Helmus wants to improve these risk assessment scales for Canada’s Indigenous people. In June 2018, the Supreme Court of Canada asked researchers to determine if risk assessment scales accurately apply to Indigenous offenders. Most risk assessment scales predict reoffending worse for Indigenous offenders than non-Indigenous offenders.
“We have no real idea why this happens. It’s likely a combination of discrimination and prejudice in the system, and unique cultural differences that our scales are not doing a good job of assessing. That’s why it’s complicated. The risk assessment scales are not working as well as we want, but to throw them out, that could do more harm” says Helmus.
Risk assessment scales may be protective by preventing further discriminatory assessments with Indigenous offenders. Helmus finds that when professionals use their own judgement without scales they over estimate risk for Indigenous offenders.

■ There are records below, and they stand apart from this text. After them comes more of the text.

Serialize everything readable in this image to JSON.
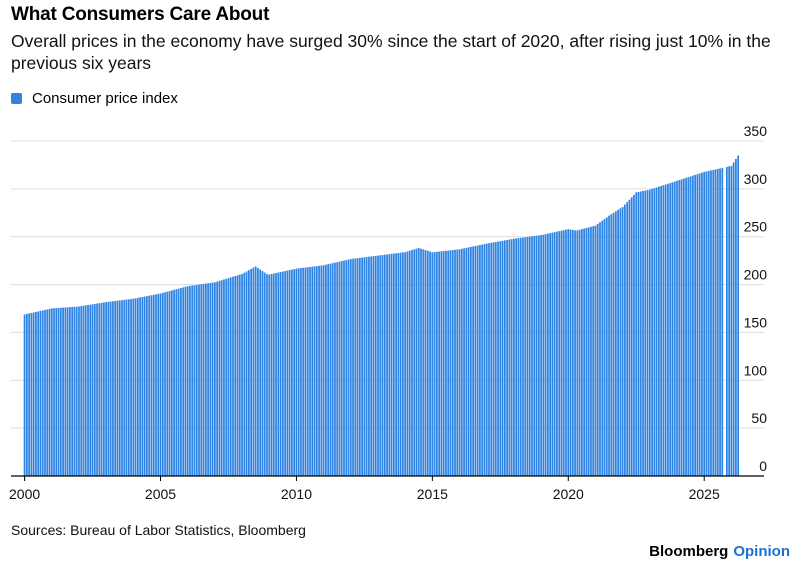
{
  "title": "What Consumers Care About",
  "subtitle": "Overall prices in the economy have surged 30% since the start of 2020, after rising just 10% in the previous six years",
  "source": "Sources: Bureau of Labor Statistics, Bloomberg",
  "brand": {
    "main": "Bloomberg",
    "opinion": "Opinion"
  },
  "colors": {
    "bar": "#2f84e3",
    "grid": "#dcdcdc",
    "axis": "#000000"
  },
  "chart_data": {
    "type": "bar",
    "series": [
      {
        "name": "Consumer price index",
        "anchors": [
          [
            2000.0,
            168.8
          ],
          [
            2001.0,
            175.1
          ],
          [
            2002.0,
            177.1
          ],
          [
            2003.0,
            181.7
          ],
          [
            2004.0,
            185.2
          ],
          [
            2005.0,
            190.7
          ],
          [
            2006.0,
            198.3
          ],
          [
            2007.0,
            202.4
          ],
          [
            2008.0,
            211.1
          ],
          [
            2008.5,
            219.0
          ],
          [
            2008.95,
            210.2
          ],
          [
            2010.0,
            216.7
          ],
          [
            2011.0,
            220.2
          ],
          [
            2012.0,
            226.7
          ],
          [
            2013.0,
            230.3
          ],
          [
            2014.0,
            233.9
          ],
          [
            2014.5,
            238.3
          ],
          [
            2015.0,
            233.7
          ],
          [
            2016.0,
            236.9
          ],
          [
            2017.0,
            242.8
          ],
          [
            2018.0,
            247.9
          ],
          [
            2019.0,
            251.7
          ],
          [
            2020.0,
            257.9
          ],
          [
            2020.3,
            256.4
          ],
          [
            2021.0,
            261.6
          ],
          [
            2021.5,
            272.0
          ],
          [
            2022.0,
            281.1
          ],
          [
            2022.5,
            296.3
          ],
          [
            2023.0,
            299.2
          ],
          [
            2024.0,
            308.4
          ],
          [
            2025.0,
            317.7
          ],
          [
            2026.0,
            324.0
          ],
          [
            2026.3,
            337.0
          ]
        ]
      }
    ],
    "x_range": [
      1999.5,
      2027.2
    ],
    "xticks": [
      2000,
      2005,
      2010,
      2015,
      2020,
      2025
    ],
    "ylim": [
      0,
      350
    ],
    "yticks": [
      0,
      50,
      100,
      150,
      200,
      250,
      300,
      350
    ],
    "y_axis_side": "right",
    "grid": true,
    "legend_position": "top-left",
    "gap_x": 2025.75
  }
}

“The goal is higher accuracy. Structured risk assessments increase accuracy and consistency. You don’t want someone’s risk results to be based on which particular psychologist did their assessment. You want methods of assessment to be applied consistently no matter who’s doing the evaluation. Moving forward, we need to be humbler and more cautious, while understanding the current limitations of the research, when assessing Indigenous offenders,” says Helmus.
Dr. Maaike Helmus joined SFU’s School of Criminology in September 2018. She holds a PhD in Forensic Psychology from Carleton University in Ottawa. Her dissertation titled, Developing and Validating a Risk Assessment Scale to Predict Inmate Placements in Administrative Segregation in the Correctional Service of Canada, won the Governor General’s Gold Medal for graduate work in 2015. Her research focuses include Offender risk assessment; sex offenders; statistics; prediction; recidivism; Indigenous offenders; meta-analysis.
Dr. Maaike Helmus primarily teaches research methods and statistics courses, seminars on offender risk assessment, and psychological perspectives on criminal behaviour. When Dr. Helmus is not in the office, she’s working from home with her two cats, Crème Brule and Cupcake snuggled at her feet.